La proportion importante de personnes infectées mais ne présentant pas de signes ou symptômes, dites asymptomatiques, est une chance et une malédiction. Une chance, car l’infection est au final peu dangereuse, en particulier pour les personnes ne présentant pas de co-morbidités spécifiques, comme l’obésité ou un grand âge (peu dangereuse au niveau individuel s’entend. La situation est bien entendu différente au niveau de la société toute entière). C’est une malédiction car en l’absence de tests systématiques, répétés et à large échelle, la plupart des personnes infectées ne sont pas détectées et continuent donc à propager le virus.

Cette confusion au sein du grand public affecte sans nul doute les décisions politiques et de santé publique (du reste, les politiques font également partie du « grand public » quand il s’agit du domaine médical). Par exemple, les énergies et les finances doivent être partagées de manière intelligente entre la lutte contre la propagation du virus et la préparation des systèmes de santé.

Que dois-je écrire ?

Le plus important est de différencier entre l’infection et la maladie. Paradoxalement, les usages en cours au début de la pandémie était meilleurs, puisqu’ils parlaient « du coronavirus », signifiant par là SARS-CoV-2 (il existe de nombreux coronavirus). On préférera donc :

Il/elle est contaminé/e par le coronavirus.

L’infection par le coronavirus est importante dans cette ville.

La propagation du coronavirus ne ralentit pas.

Mais :

Il/elle présente les symptômes de la covid-19.

La covid-19 a été une des principales causes de surmortalité chez les personnes âgées en mars 2020.

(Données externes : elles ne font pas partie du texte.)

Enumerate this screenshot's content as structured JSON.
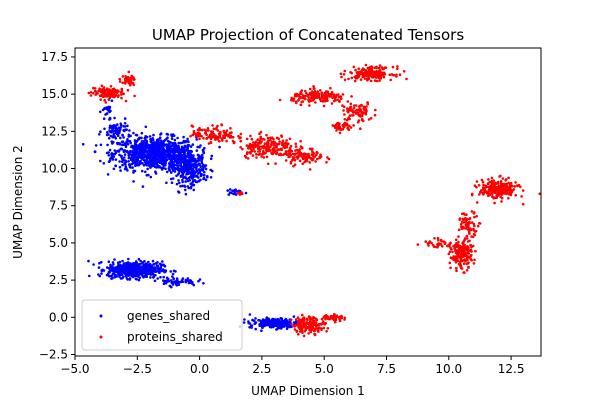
{
  "chart_data": {
    "type": "scatter",
    "title": "UMAP Projection of Concatenated Tensors",
    "xlabel": "UMAP Dimension 1",
    "ylabel": "UMAP Dimension 2",
    "xlim": [
      -5.0,
      13.7
    ],
    "ylim": [
      -2.6,
      18.1
    ],
    "xticks": [
      -5.0,
      -2.5,
      0.0,
      2.5,
      5.0,
      7.5,
      10.0,
      12.5
    ],
    "xtick_labels": [
      "−5.0",
      "−2.5",
      "0.0",
      "2.5",
      "5.0",
      "7.5",
      "10.0",
      "12.5"
    ],
    "yticks": [
      -2.5,
      0.0,
      2.5,
      5.0,
      7.5,
      10.0,
      12.5,
      15.0,
      17.5
    ],
    "ytick_labels": [
      "−2.5",
      "0.0",
      "2.5",
      "5.0",
      "7.5",
      "10.0",
      "12.5",
      "15.0",
      "17.5"
    ],
    "grid": false,
    "legend_position": "lower-left",
    "series": [
      {
        "name": "genes_shared",
        "color": "#0000ff",
        "clusters": [
          {
            "cx": -1.8,
            "cy": 11.0,
            "sx": 1.5,
            "sy": 1.0,
            "n": 900
          },
          {
            "cx": -0.4,
            "cy": 10.0,
            "sx": 0.6,
            "sy": 1.0,
            "n": 300
          },
          {
            "cx": -3.3,
            "cy": 12.5,
            "sx": 0.5,
            "sy": 0.6,
            "n": 80
          },
          {
            "cx": -3.7,
            "cy": 13.8,
            "sx": 0.2,
            "sy": 0.6,
            "n": 25
          },
          {
            "cx": -2.6,
            "cy": 3.2,
            "sx": 1.0,
            "sy": 0.5,
            "n": 550
          },
          {
            "cx": -0.9,
            "cy": 2.4,
            "sx": 0.7,
            "sy": 0.25,
            "n": 60
          },
          {
            "cx": 3.0,
            "cy": -0.4,
            "sx": 0.9,
            "sy": 0.3,
            "n": 220
          },
          {
            "cx": 1.4,
            "cy": 8.4,
            "sx": 0.3,
            "sy": 0.2,
            "n": 20
          }
        ]
      },
      {
        "name": "proteins_shared",
        "color": "#ff0000",
        "clusters": [
          {
            "cx": -3.7,
            "cy": 15.1,
            "sx": 0.6,
            "sy": 0.4,
            "n": 120
          },
          {
            "cx": -2.9,
            "cy": 15.9,
            "sx": 0.3,
            "sy": 0.3,
            "n": 40
          },
          {
            "cx": 0.6,
            "cy": 12.3,
            "sx": 0.8,
            "sy": 0.5,
            "n": 120
          },
          {
            "cx": 2.7,
            "cy": 11.5,
            "sx": 1.0,
            "sy": 0.7,
            "n": 200
          },
          {
            "cx": 4.2,
            "cy": 10.8,
            "sx": 0.7,
            "sy": 0.5,
            "n": 100
          },
          {
            "cx": 4.8,
            "cy": 14.8,
            "sx": 1.0,
            "sy": 0.4,
            "n": 160
          },
          {
            "cx": 6.3,
            "cy": 13.8,
            "sx": 0.6,
            "sy": 0.6,
            "n": 80
          },
          {
            "cx": 6.9,
            "cy": 16.4,
            "sx": 0.8,
            "sy": 0.4,
            "n": 180
          },
          {
            "cx": 5.7,
            "cy": 12.8,
            "sx": 0.5,
            "sy": 0.3,
            "n": 40
          },
          {
            "cx": 12.0,
            "cy": 8.6,
            "sx": 0.7,
            "sy": 0.6,
            "n": 220
          },
          {
            "cx": 10.5,
            "cy": 4.2,
            "sx": 0.4,
            "sy": 0.9,
            "n": 180
          },
          {
            "cx": 10.8,
            "cy": 6.3,
            "sx": 0.4,
            "sy": 0.7,
            "n": 70
          },
          {
            "cx": 9.6,
            "cy": 5.0,
            "sx": 0.6,
            "sy": 0.3,
            "n": 35
          },
          {
            "cx": 4.4,
            "cy": -0.5,
            "sx": 0.6,
            "sy": 0.5,
            "n": 160
          },
          {
            "cx": 5.4,
            "cy": 0.0,
            "sx": 0.4,
            "sy": 0.2,
            "n": 50
          },
          {
            "cx": 1.6,
            "cy": 8.3,
            "sx": 0.1,
            "sy": 0.1,
            "n": 8
          }
        ]
      }
    ]
  }
}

On pourra cependant omettre l’article dans certains cas, en suivant l’usage pour d’autre maladies, comme la varicelle :

Il est atteint de covid-19.

Une toux incessante est un symptôme de covid-19 (mais probablement « un des symptômes de la covid-19 »…)

En aucun cas :

Il/elle présente les symptômes du covid-19

Le covid-19 accroît le fardeau du personnel de santé.

Pour finir, notez que ce billet ne fait pas l’honneur d’une majuscule à cette maladie. La dénomination covid-19 n’est pas un nom propre, et malgré son impact, direct ou indirect, elle ne mérite pas de pré-éminence sur les autres maladies virales circulant autour du globe comme la grippe, l’hépatite et le sida.